La comédie, plus que le drame
Un peu plus d’un mois après le remarquable Songe d’une nuit d’été de Britten à Opéra McGill nous étions très curieux de faire la revue des effectifs vocaux de l’Université de Montréal. Nous n’avons, hélas, pas salivé très longtemps : le millésime 2014 à l’UdeM est bien pauvre.
Du coup on retient du diptyque puccinien présenté jeudi — et repris ce vendredi avec la distribution « b » (qui peut difficilement être pire) et samedi avec les mêmes — l’apport des professionnels. Le dispositif scénique et les costumes de Carl Pelletier optimisent ce que la petite scène peut permettre.
Au niveau des éclairages, Serge Pelletier réussit un quasi sans faute : le rétro-éclairage du vitrail de la Vierge à l’enfant dans la dernière scène de Suor Angelica provoque un effet saisissant. La seule erreur se loge dans Gianni Schicchi, où le lit dans la scène du testament dicté au notaire devrait être dans une sorte de semi-pénombre, afin que l’homme de loi et les témoins ne puissent pas déceler que le roué Schicchi s’est substitué au défunt Buoso Donati, dont il change les dernières volontés à son profit, au détriment d’une famille de grippe-sous caricaturaux.
Le dernier « grand pro » de la bande est Jean-François Rivest, qui profite des faiblesses du plateau pour s’offrir un gigantesque bain symphonique puccinien avec force décibels. L’orchestre met un petit temps de latence avant d’avoir toute la nécessaire réactivité dans la comédie Gianni Schicchi, mais dans le drame Suor Angelica, Rivest a fait sonner tout ce qu’il pouvait.
Venons-en donc au bât qui blesse. Il tombe sous le sens, qu’aux Jeux olympiques, un bob est requis pour faire une compétition de bobsleigh, tout comme il faut un ballon pour jouer au soccer. Ce que nous avons hélas appris, hier, surtout dans Suor Angelica, c’est que l’on peut se lancer dans des études de chant sans avoir de voix. Je ne parle même pas de technique, mais du matériau de base : timbre, souffle, volume. La très large majorité des jeunes filles présentes sur scène en étaient tout simplement dépourvues. Dans Gianni Schicchi, une basse (Jordan Delage, en Betto) et un baryton (Charles Brocchiero en notaire) rejoignaient cette cohorte de personnes dont on se demande pourquoi elles perdent leur temps dans cette voie.

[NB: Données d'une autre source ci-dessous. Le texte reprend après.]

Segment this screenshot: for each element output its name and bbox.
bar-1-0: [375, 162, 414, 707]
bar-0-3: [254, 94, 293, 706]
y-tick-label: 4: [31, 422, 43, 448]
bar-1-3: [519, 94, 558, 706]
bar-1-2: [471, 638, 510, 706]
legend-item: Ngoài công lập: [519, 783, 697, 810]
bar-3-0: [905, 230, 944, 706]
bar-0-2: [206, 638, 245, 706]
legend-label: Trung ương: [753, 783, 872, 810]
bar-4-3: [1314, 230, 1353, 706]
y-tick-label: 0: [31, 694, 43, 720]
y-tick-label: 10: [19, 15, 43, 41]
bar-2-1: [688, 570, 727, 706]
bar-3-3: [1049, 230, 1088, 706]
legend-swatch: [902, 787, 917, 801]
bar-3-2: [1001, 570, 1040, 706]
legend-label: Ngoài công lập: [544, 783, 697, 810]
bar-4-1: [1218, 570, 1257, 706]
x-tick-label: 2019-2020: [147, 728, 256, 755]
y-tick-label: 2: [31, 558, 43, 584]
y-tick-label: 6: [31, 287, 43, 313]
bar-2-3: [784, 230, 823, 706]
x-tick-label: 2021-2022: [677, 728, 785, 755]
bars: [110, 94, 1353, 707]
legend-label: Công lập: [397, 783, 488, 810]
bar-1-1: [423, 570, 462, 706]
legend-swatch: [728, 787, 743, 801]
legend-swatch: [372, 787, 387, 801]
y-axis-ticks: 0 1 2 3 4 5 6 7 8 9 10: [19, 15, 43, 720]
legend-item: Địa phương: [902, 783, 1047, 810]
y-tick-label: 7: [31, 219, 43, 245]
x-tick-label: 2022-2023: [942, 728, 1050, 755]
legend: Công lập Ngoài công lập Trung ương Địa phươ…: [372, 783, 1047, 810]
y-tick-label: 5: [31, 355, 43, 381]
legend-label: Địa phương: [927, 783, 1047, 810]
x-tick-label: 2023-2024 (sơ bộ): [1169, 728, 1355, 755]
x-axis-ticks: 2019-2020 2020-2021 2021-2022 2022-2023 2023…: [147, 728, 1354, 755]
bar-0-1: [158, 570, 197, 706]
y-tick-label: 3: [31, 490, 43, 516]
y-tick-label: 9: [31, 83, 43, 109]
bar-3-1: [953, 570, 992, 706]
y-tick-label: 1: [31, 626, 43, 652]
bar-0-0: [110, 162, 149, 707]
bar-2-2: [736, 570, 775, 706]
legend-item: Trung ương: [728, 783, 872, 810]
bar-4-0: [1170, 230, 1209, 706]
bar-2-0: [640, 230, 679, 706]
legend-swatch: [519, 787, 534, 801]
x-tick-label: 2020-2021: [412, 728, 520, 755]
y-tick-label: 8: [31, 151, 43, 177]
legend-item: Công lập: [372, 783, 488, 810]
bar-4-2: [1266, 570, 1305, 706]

Le droit à l’erreur n’est pas du tout remis en cause. Jean-Philippe Fortier-Lazure dans le rôle de Rinuccio, le jeune amoureux dans Gianni Schicchi, a spectaculairement craqué deux notes, mais ce n’est pas grave dans ce contexte : la voix est très belle et on pourra entendre reparler de ce ténor comme de la basse Simon Chalifoux dans le rôle du patriarche Simone : la ligne est un peu fruste, mais le matériau est là. Les sopranos Catherine St-Arnaud et Anna-Paula Cunningham sont à réentendre aussi.
Dans Suor Angelica, une et une seule voix est digne de mention : Geneviève Coletta dans le rôle titre. Si elle fait carrière ce ne sera pas dans Puccini, car le galbe vocal manque de moelleux et de charme, mais elle a le volume et l’engagement. De même, le solide Julien Horbatuk a bien incarné Gianni Schicchi, mais les barytons de McGill m’ont plus impressionné.